Interplanar Decimation is extreme by even the most extreme standards, a punishing, jackhammer assault in 360 degrees that shows that the members of Infested Blood have a shared madness...

Infested Blood - Interplanar decimation - 75%

Phuling, June 19th, 2010

I really didn’t like Infested Blood’s previous album Tribute to apocalypse, and I believe I referred to it as “decent suckiness”. And so I wasn’t exactly eager to hear the follow-up, last year’s Interplanar decimation. Although I had read it to be much better than its predecessor I still couldn’t be convinced to even remotely look forward to another go with this Brazilian act. But not only have they fully plunged into sci-fi themes, and left the gory glory behind, they’ve really grown into a force to be reckoned with.

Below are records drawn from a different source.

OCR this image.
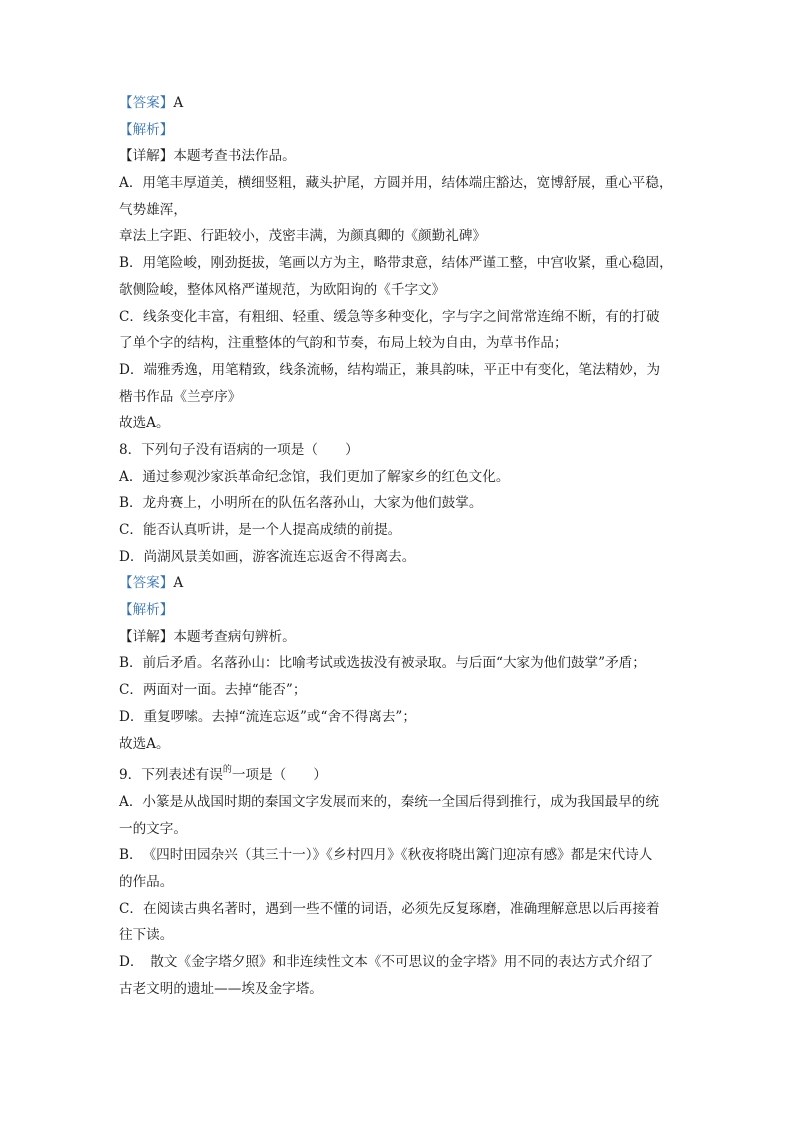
【答案】A
【解析】
【详解】本题考查书法作品。
A．用笔丰厚道美，横细竖粗，藏头护尾，方圆并用，结体端庄豁达，宽博舒展，重心平稳，
气势雄浑，
章法上字距、行距较小，茂密丰满，为颜真卿的《颜勤礼碑》
B．用笔险峻，刚劲挺拔，笔画以方为主，略带隶意，结体严谨工整，中宫收紧，重心稳固，
欹侧险峻，整体风格严谨规范，为欧阳询的《千字文》
C．线条变化丰富，有粗细、轻重、缓急等多种变化，字与字之间常常连绵不断，有的打破
了单个字的结构，注重整体的气韵和节奏，布局上较为自由，为草书作品；
D．端雅秀逸，用笔精致，线条流畅，结构端正，兼具韵味，平正中有变化，笔法精妙，为
楷书作品《兰亭序》
故选A。
8．下列句子没有语病的一项是（　　）
A．通过参观沙家浜革命纪念馆，我们更加了解家乡的红色文化。
B．龙舟赛上，小明所在的队伍名落孙山，大家为他们鼓掌。
C．能否认真听讲，是一个人提高成绩的前提。
D．尚湖风景美如画，游客流连忘返舍不得离去。
【答案】A
【解析】
【详解】本题考查病句辨析。
B．前后矛盾。名落孙山：比喻考试或选拔没有被录取。与后面“大家为他们鼓掌”矛盾；
C．两面对一面。去掉“能否”；
D．重复啰嗦。去掉“流连忘返”或“舍不得离去”；
故选A。
9．下列表述有误$^的$一项是（　　）
A．小篆是从战国时期的秦国文字发展而来的，秦统一全国后得到推行，成为我国最早的统
一的文字。
B．　《四时田园杂兴（其三十一）》《乡村四月》《秋夜将晓出篱门迎凉有感》都是宋代诗人
的作品。
C．在阅读古典名著时，遇到一些不懂的词语，必须先反复琢磨，准确理解意思以后再接着
往下读。
D．　散文《金字塔夕照》和非连续性文本《不可思议的金字塔》用不同的表达方式介绍了
古老文明的遗址——埃及金字塔。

While the production isn’t top notch it’s without a doubt acceptable in means of letting the music show off its qualities. Riff-wise it’s all out technical, and you’ll be hard up trying to spot five seconds that doesn’t have at least one riff variation or tempo change. There are tons of tempo changes, often in a frantic stop and go action that gives the tunes a sense of desperation, in lack of a better word. If the riffing was an entity it would be a truly tormented one, desperately trying to break out into full blown chaos and engulf the world in flaming turmoil. As far as the drumming goes it’s a nonstop, full on stampede of blast beats, but still with a buttload of tempo changes and varying drum patterns. And as the drummer’s busy with blasting, the riffs on the other hand can take on an entirely different tempo. Sure, it’s fast and technical, but set in a more chugging pace instead of the frenzied one the drums take on. But during most of the breaks (one can’t call it breakdowns, seeing as it’s only half a second long most of the time) the guitar and drums meet for a short visit before it takes off again.

It winds up somewhere in between Deeds of Flesh, Decapitation and Origin, but with a slightly harsher and more brutal approach giving it a hint of Amputated Genitals as well as Visceral Bleeding and such similar acts. But not only the music carry those ultra-brutal tendencies, but the vocals as well. The deep, gory and grunting growls are far from the ordinary growls you’ll find in death metal, but that of the most brutal variant. I gotta say, Infested Blood took me completely by surprise here. This tight and technical execution has definitely set them down the right path.